Gross domestic product in the 16-nation euro region fell 0.2 percent from the first quarter, when it dropped 2.5 percent, the European Union’s statistics office in Luxembourg said in publishing final figures on second-quarter GDP. The decline was sharper than the 0.1 percent decrease estimated on Sept. 2.
While the euro-area economy is gathering strength after governments injected billions of euros through tax cuts and spending incentives to fight the worst recession since World War II, the International Monetary Fund projected last week that Europe’s recovery will be slow and fragile.” Confidence in the economic outlook rose to a one-year high in September and investors also grew more optimistic.
From a year earlier, GDP decreased 4.8 percent in the second quarter, also sharper than the 4.7 percent drop estimated earlier. The economy may expand 0.2 percent in the third quarter and 0.1 percent in the three months through December, the European Commission forecast on Sept. 14.

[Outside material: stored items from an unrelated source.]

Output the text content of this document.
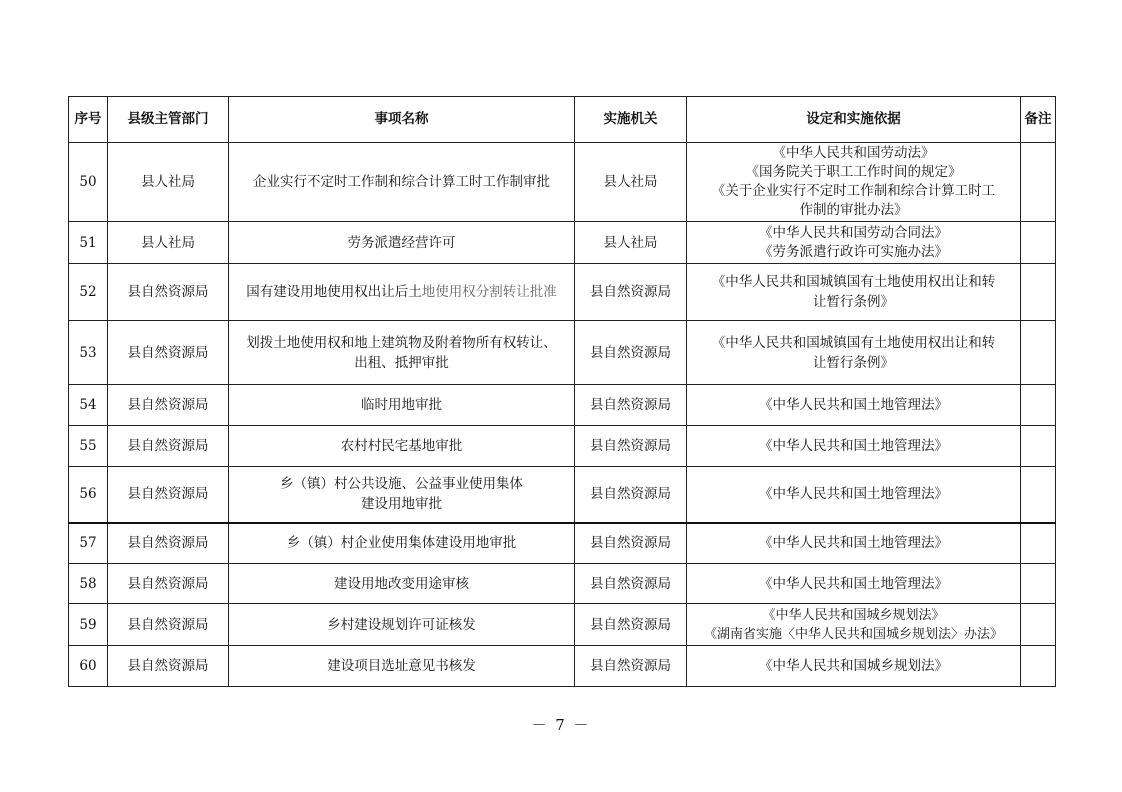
序号	县级主管部门	事项名称	实施机关	设定和实施依据	备注
50	县人社局	企业实行不定时工作制和综合计算工时工作制审批	县人社局	《中华人民共和国劳动法》
《国务院关于职工工作时间的规定》
《关于企业实行不定时工作制和综合计算工时工
作制的审批办法》	

51	县人社局	劳务派遣经营许可	县人社局	《中华人民共和国劳动合同法》
《劳务派遣行政许可实施办法》	

52	县自然资源局	国有建设用地使用权出让后土地使用权分割转让批准	县自然资源局	《中华人民共和国城镇国有土地使用权出让和转
让暂行条例》	

53	县自然资源局	划拨土地使用权和地上建筑物及附着物所有权转让、
出租、抵押审批	县自然资源局	《中华人民共和国城镇国有土地使用权出让和转
让暂行条例》	

54	县自然资源局	临时用地审批	县自然资源局	《中华人民共和国土地管理法》	

55	县自然资源局	农村村民宅基地审批	县自然资源局	《中华人民共和国土地管理法》	

56	县自然资源局	乡（镇）村公共设施、公益事业使用集体
建设用地审批	县自然资源局	《中华人民共和国土地管理法》	

57	县自然资源局	乡（镇）村企业使用集体建设用地审批	县自然资源局	《中华人民共和国土地管理法》	

58	县自然资源局	建设用地改变用途审核	县自然资源局	《中华人民共和国土地管理法》	

59	县自然资源局	乡村建设规划许可证核发	县自然资源局	《中华人民共和国城乡规划法》
《湖南省实施〈中华人民共和国城乡规划法〉办法》	

60	县自然资源局	建设项目选址意见书核发	县自然资源局	《中华人民共和国城乡规划法》	

－ 7 －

Investment declined 1.5 percent in the second quarter, compared with the 1.3 percent drop estimated earlier, today’s report showed. Consumer spending rose 0.1 percent, half the increase estimated last month. Exports shrank 1.5 percent in the latest quarter, a sharper drop than the 1.1 percent decline estimated last month. Imports fell 2.9 percent, compared with the 2.8 percent drop estimated earlier.
The world economy is emerging from the deepest slump in more than six decades following interest-rate cuts and $2 trillion of government spending, tax breaks and infrastructure projects. Factory orders in Germany, Europe’s largest economy, rose more than economists forecast in August, data showed today.